Background: Preventive care is a crucial but underutilized component of optimal population health management. Of eligible patients, 69.0% have received pneumococcal vaccine, 24.1% zoster vaccine, and 30.0% hepatitis B vaccine. Cancer screening rates are similarly low, with 12.5% screened for lung cancer and 71.6% for colorectal cancer. Gaps in preventive care are even larger in racially minoritized subgroups and those experiencing housing instability, substance use, or severe mental illness. The need overwhelms primary care to address alone. Hospital admission offers an opportunity for patients to obtain overdue preventive care.

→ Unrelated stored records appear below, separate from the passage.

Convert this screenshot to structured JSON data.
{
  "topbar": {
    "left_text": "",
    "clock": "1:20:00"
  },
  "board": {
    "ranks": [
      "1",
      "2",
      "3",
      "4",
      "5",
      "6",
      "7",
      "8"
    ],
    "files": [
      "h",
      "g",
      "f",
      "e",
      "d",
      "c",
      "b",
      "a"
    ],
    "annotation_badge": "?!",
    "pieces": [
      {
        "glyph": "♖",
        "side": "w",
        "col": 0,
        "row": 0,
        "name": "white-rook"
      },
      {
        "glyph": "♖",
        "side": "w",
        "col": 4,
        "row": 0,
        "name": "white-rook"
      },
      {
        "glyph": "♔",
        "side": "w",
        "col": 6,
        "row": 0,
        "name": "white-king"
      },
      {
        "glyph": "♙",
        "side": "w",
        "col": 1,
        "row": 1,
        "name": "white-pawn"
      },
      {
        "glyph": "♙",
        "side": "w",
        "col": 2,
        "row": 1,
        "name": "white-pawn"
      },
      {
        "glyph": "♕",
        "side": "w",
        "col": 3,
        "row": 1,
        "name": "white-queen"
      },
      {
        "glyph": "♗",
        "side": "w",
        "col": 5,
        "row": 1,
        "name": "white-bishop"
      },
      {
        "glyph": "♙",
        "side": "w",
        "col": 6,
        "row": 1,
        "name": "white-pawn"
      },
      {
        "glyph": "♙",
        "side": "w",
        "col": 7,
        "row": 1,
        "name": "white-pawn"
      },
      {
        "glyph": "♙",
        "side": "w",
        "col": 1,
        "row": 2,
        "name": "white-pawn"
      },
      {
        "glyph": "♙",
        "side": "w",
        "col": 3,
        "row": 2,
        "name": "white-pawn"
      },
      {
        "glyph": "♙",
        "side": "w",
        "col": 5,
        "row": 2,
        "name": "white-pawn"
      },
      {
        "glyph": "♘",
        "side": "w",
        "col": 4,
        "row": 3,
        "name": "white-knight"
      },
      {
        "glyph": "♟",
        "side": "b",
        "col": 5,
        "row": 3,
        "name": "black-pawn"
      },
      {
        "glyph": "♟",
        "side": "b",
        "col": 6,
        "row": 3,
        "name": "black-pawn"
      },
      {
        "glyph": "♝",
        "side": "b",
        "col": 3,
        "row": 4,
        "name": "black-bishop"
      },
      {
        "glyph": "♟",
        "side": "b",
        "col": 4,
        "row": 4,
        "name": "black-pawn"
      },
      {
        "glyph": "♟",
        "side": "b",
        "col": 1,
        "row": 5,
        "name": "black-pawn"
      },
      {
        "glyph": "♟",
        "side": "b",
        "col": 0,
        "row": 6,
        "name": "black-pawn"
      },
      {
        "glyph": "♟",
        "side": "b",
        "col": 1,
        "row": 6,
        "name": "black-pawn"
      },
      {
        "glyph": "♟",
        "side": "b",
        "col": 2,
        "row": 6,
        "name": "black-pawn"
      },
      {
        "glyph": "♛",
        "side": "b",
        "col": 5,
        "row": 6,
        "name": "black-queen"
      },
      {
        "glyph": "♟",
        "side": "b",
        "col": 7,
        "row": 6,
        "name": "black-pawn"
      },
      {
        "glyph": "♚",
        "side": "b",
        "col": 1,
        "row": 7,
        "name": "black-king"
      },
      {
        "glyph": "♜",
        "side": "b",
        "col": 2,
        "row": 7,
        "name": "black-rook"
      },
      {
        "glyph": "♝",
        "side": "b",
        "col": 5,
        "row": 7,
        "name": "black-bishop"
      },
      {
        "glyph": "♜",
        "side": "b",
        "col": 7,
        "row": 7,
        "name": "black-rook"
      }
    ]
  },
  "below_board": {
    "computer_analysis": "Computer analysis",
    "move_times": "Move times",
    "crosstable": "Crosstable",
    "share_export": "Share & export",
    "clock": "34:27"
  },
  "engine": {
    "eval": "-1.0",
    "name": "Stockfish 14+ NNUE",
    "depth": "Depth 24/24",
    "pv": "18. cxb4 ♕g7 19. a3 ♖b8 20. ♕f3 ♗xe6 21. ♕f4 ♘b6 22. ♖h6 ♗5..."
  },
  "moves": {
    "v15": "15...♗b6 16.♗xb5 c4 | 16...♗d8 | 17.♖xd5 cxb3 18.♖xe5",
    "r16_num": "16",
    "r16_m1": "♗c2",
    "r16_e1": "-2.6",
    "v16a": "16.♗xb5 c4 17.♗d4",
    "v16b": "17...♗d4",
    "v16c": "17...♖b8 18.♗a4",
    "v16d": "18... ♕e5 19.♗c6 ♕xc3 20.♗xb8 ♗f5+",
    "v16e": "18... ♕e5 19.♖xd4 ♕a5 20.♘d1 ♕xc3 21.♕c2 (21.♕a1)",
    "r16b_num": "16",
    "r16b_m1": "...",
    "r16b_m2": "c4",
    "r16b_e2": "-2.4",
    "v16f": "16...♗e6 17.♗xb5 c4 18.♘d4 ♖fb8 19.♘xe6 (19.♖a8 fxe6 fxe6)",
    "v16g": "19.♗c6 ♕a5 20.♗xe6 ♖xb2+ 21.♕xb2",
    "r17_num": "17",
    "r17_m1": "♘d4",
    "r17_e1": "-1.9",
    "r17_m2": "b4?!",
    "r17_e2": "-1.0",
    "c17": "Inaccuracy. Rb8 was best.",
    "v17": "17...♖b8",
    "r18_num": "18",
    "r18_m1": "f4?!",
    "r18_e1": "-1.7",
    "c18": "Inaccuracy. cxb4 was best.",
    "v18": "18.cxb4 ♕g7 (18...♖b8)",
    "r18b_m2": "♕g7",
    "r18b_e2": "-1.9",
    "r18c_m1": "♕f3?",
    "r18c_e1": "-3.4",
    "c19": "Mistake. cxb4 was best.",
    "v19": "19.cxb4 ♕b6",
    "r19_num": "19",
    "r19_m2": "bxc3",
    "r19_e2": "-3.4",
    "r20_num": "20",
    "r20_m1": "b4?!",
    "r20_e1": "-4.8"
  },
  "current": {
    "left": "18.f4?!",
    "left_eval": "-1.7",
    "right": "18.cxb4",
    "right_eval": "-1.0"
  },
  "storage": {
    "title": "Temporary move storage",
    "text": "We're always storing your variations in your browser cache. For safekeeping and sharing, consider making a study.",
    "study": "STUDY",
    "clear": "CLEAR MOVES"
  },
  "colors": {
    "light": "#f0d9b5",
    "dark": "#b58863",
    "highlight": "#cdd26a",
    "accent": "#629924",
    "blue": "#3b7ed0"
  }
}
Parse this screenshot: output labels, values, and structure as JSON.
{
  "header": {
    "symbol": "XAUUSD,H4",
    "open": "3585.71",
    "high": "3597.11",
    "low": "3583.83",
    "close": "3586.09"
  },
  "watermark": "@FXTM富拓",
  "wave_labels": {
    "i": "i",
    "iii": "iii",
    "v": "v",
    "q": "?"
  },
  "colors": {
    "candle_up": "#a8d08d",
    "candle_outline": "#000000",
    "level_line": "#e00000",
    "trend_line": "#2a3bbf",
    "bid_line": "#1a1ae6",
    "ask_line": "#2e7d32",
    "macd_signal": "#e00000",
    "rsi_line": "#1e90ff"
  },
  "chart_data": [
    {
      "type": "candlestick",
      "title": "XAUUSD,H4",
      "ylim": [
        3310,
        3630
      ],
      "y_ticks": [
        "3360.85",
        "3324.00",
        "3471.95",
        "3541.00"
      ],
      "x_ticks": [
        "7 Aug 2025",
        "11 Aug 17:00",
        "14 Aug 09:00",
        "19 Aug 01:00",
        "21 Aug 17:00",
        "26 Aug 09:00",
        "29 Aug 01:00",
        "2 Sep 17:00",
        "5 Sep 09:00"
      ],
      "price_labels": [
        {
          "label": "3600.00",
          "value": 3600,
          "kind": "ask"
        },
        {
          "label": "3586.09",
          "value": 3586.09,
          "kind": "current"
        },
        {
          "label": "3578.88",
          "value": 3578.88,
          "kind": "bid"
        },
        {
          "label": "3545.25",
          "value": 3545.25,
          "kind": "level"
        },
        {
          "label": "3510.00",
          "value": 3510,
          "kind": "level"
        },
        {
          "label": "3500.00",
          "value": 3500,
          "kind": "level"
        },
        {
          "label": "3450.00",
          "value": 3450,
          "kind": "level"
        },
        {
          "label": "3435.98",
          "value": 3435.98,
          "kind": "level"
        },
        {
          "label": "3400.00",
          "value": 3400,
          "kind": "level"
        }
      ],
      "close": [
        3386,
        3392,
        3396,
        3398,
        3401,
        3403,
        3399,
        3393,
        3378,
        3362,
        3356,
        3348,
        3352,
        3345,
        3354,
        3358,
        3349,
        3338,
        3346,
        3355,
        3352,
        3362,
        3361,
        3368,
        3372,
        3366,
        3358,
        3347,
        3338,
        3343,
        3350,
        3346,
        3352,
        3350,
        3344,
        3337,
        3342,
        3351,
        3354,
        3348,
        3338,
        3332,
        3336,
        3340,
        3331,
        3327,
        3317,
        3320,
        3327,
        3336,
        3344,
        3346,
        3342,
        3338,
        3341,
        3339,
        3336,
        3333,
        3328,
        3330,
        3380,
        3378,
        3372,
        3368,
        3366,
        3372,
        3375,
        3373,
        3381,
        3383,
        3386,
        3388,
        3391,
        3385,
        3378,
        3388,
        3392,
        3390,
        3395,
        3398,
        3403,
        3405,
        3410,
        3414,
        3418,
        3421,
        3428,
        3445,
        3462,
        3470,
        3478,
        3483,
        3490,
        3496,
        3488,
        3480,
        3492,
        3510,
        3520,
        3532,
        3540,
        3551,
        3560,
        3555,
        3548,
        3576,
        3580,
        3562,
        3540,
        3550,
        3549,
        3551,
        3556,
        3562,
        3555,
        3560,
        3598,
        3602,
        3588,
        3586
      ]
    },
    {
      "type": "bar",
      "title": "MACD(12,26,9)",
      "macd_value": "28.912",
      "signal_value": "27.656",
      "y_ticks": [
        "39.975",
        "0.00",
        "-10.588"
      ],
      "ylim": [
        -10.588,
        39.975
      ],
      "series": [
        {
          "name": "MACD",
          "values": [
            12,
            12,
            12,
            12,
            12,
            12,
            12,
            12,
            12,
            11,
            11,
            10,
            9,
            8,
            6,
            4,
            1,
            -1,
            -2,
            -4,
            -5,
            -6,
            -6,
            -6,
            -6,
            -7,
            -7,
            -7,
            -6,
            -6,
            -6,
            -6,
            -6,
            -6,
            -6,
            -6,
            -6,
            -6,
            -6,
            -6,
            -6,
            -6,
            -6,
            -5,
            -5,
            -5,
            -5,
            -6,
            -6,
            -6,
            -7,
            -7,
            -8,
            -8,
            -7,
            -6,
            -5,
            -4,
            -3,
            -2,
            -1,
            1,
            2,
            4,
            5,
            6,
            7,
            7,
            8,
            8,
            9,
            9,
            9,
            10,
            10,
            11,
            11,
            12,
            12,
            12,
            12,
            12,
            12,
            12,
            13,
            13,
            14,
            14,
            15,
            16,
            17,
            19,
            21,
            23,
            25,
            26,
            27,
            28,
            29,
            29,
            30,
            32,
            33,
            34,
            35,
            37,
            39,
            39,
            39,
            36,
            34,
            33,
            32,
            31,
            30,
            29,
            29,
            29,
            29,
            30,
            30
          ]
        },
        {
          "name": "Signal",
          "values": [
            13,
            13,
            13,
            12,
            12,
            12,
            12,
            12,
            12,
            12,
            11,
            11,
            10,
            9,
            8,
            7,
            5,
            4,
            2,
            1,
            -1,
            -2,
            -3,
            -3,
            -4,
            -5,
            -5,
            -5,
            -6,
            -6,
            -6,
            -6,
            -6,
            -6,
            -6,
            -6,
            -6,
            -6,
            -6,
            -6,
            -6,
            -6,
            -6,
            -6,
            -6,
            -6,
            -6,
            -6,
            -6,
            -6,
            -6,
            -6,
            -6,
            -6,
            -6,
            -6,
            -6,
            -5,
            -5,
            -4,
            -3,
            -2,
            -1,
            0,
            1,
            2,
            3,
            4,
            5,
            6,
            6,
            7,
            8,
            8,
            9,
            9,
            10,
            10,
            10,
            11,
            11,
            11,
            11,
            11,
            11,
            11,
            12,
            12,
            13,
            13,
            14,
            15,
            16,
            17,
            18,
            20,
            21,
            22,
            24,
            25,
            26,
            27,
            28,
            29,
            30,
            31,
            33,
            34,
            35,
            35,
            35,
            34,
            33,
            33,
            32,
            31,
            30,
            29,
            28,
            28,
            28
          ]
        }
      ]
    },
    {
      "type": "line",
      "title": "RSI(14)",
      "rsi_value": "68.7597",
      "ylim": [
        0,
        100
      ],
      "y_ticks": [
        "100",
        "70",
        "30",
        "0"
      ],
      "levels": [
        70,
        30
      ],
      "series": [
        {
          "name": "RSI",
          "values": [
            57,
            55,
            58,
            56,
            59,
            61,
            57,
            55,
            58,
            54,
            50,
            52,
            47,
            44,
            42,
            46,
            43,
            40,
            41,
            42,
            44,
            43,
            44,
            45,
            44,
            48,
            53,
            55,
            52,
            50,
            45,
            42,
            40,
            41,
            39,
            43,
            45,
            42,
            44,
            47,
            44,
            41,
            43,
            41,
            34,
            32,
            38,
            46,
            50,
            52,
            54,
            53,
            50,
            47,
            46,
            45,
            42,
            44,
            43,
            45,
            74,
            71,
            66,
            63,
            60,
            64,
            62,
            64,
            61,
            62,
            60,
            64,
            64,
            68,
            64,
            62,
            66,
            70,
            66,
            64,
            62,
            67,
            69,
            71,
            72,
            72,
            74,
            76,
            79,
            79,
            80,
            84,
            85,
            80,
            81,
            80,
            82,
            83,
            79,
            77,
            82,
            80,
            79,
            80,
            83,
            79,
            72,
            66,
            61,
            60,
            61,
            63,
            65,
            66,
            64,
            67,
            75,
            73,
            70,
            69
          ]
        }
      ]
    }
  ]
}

Purpose: To increase preventive care during hospital admission in three domains: vaccinations, cancer screening, and laboratory tests.
Description: We developed a protocol to evaluate inpatients for overdue preventive care and leverage the admission to complete any appropriate items. A physician lead screened inpatients on medicine, orthopedic, neurosurgery, and podiatry services for clinical reminders in three domains: vaccines, cancer screening, and laboratory tests. Vaccines included COVID, zoster, pneumonia, hepatitis A, and hepatitis B. Cancer screening included low dose computed tomography (LDCT) for lung cancer, ultrasound for hepatocellular cancer, and fecal immunochemical test (FIT) for colorectal cancer. Laboratory tests included lipid panel, hemoglobin A1C, and hepatitis B and C screening. For patients with any overdue care in these three domains, the chart was reviewed. Patients with limited life expectancy, either enrolled in hospice or undergoing discussions about hospice, were excluded. For vaccinations, the EHR was reviewed for contraindications such as infection, fever, or active symptoms. Any remaining patients were deemed appropriate to offer preventive care. The physician 1) entered orders for the inpatient care (vaccines, radiologic tests, and/or laboratory tests) 2) informed the inpatient team through secure messaging 3) followed up on the laboratory and radiographic results and 4) ordered remaining care for outpatient when applicable (ex. to complete remaining doses of a vaccination series). Over the one-year intervention period, 2171 patients were screened. The 520 patients who were not in our healthcare system were excluded. Of the remaining 1651 patients, 474 (28.7%) patients were offered at least one preventive care intervention (Figure 1). Of these patients, 321 patients received at least one preventive care intervention during their admission. Compared to the baseline period, the number of inpatient vaccinations increased by 217.9% (112 versus 244 vaccines) and lung cancer screening increased by 333.3% (12 versus 40 LDCTs).Characteristics of patients with and without overdue preventive care are shown in Table 1. Patients with overdue preventive care were more likely to be Black (15.2% versus 9.3%, p 0.008), have a diagnosis of severe mental illness (39.7% versus 30.0%, p 0.001) or substance use (27.2% versus 10.8%, p<.0001), or experience housing instability (24.3% versus 9.3%, p<.0001). Patients with overdue care were more likely to have over three years since their last primary care visit (17.1% versus 7.8%, p<.0001).
Conclusions: Preventive care can be successfully delivered to inpatients to meet the needs of underserved patients. Supplementing traditional models by offering preventive care during admission can reduce health inequities and meet the needs of a diverse population.